La Città dell’Utopia

Nota come “la città dell’Utopia”, Campomaggiore fu costruita per il volere del conte Teodoro Rendina nel 1741 in un pezzo minuscolo di territorio lucano, dando concretezza alle idee di socialisti utopisti europei come Henri de Saint Simon, Charles Fourier e Robert Owen. La visione illuminata del conte favorì l’instaurazione di una società equilibrata, fondata sull’ideale cooperativo ripopolando il piccolo villaggio assegnato alla sua famiglia dal re Filippo IV nel 1673.

Avendo fiutato il suo potenziale agricolo infatti, il conte decise di trasformarlo in Città dell’Utopia, chiamando Giovanni Patturelli, architetto allievo del Vanvitelli, che realizzò le abitazioni sulla base di criteri urbanistici innovativi con strade larghe e ortogonali e case a scacchiera. Questo progetto, prevedeva delle regole ben precise affinché tutto potesse funzionare nel migliore dei modi.

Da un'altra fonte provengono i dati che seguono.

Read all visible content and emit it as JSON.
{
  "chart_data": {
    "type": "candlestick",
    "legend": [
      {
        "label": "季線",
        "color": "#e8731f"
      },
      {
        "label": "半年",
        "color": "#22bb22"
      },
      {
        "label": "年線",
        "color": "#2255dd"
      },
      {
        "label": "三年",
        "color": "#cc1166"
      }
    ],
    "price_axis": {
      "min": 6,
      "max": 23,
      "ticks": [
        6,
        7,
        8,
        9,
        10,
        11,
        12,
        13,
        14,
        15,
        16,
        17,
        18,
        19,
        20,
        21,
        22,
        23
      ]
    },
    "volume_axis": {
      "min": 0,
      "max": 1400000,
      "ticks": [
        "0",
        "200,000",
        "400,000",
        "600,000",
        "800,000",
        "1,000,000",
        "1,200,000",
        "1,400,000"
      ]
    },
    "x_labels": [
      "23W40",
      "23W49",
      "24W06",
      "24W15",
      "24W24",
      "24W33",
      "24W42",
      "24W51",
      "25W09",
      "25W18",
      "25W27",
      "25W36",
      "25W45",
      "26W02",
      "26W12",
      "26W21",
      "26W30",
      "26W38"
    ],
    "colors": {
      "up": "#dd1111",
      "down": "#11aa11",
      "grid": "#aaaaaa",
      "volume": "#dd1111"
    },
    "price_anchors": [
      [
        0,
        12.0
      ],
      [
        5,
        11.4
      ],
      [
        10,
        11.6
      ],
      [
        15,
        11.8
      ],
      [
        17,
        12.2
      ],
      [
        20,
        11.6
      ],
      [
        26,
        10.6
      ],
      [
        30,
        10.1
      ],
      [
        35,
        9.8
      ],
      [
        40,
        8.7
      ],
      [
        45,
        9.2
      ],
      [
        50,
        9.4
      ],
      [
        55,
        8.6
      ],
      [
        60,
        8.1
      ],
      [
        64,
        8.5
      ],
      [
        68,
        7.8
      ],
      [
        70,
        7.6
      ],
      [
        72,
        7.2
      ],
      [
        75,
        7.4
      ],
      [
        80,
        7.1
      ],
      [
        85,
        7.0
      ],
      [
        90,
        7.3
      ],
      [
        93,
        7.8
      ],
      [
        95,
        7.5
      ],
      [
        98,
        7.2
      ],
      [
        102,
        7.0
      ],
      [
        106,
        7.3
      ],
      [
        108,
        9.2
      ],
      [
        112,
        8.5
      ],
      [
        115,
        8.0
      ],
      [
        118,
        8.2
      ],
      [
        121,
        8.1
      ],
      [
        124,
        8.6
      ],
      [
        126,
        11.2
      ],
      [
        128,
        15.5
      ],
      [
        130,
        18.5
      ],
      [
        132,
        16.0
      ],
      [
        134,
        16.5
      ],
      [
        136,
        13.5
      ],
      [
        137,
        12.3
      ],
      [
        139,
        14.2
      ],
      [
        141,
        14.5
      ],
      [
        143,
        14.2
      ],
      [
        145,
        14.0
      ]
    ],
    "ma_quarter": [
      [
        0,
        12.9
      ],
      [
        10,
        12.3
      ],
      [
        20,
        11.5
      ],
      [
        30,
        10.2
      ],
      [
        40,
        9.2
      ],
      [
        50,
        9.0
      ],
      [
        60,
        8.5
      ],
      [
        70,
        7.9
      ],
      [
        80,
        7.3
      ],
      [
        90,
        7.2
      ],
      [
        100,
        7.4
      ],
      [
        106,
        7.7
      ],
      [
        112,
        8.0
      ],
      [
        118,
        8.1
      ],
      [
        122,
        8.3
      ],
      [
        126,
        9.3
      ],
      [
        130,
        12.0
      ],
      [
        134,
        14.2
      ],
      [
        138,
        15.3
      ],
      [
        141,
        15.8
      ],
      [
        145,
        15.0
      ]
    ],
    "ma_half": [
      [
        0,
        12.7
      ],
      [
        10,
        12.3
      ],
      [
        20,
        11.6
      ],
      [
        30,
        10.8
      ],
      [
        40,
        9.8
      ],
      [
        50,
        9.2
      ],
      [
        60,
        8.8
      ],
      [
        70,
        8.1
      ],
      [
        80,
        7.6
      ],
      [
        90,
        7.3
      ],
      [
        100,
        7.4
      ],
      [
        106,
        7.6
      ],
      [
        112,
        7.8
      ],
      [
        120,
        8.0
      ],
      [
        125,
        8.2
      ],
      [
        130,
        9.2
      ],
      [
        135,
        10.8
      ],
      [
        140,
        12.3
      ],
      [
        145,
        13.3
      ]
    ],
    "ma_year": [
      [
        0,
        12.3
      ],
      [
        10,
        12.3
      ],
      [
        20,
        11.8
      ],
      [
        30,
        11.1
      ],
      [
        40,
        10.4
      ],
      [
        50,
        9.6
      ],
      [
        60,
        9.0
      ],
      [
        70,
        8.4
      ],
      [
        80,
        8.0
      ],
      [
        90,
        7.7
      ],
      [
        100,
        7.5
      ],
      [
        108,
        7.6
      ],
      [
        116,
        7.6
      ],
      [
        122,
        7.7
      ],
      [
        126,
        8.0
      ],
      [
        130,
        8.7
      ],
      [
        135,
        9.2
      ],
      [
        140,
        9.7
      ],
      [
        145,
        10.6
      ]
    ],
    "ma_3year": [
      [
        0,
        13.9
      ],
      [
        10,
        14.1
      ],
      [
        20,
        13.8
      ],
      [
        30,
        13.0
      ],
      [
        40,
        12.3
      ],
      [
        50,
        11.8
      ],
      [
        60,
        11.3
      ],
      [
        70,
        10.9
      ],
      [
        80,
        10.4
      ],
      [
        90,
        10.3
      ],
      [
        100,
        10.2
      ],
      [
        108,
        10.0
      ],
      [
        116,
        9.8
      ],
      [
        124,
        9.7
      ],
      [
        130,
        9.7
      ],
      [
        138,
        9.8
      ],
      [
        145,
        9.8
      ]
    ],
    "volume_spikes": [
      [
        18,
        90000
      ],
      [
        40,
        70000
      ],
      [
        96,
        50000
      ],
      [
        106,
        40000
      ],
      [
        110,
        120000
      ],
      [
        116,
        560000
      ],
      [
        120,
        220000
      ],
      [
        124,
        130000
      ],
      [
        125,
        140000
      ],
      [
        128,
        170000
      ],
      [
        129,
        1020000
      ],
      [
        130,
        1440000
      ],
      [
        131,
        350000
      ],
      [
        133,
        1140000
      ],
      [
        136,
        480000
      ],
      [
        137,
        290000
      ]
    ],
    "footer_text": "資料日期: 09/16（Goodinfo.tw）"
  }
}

Ogni contadino aveva diritto ad una casa di venti palmi (circa 25 mt), a un piccolo appezzamento di terra (due tomoli) oltre a disporre di legname sufficiente per scaldarsi tenendo in considerazione che, per ogni pianta abbattuta, era necessario piantare tre alberi da frutto. Fu così che vennero organizzati stalle e porcili, si diffuse la coltivazione della vite e dell’ulivo, e venne avviato un orto botanico con piante che il conte aveva conosciuto e portato dai suoi viaggi come i pini marittimi e, addirittura, un esemplare di sequoia. Campomaggiore, divenne un paese all’avanguardia passando dagli 80 ai 1525 abitanti, frutto di una feconda mescolanza di genti pugliesi, campane e autoctone.

Purtroppo, il 10 febbraio del 1885, il sogno della città dell’utopia si spezza bruscamente. Un movimento franoso, lento e inesorabile, costringe la popolazione ad abbandonare le case per cercare rifugio altrove. Nessuna vittima ma il villaggio si ridusse a un cumulo di macerie. Si interrompono i progetti di vita, le speranze di progresso, l’incanto di un luogo magico. Forse. O forse no.

Forse l’utopia è connaturata al sogno, è qualcosa che cammina sulle gambe dei puri, dei visionari, è un nibbio che vola radente su un campo di grano: la storia dolce e amara di Campomaggiore Vecchio, una favola per sognatori.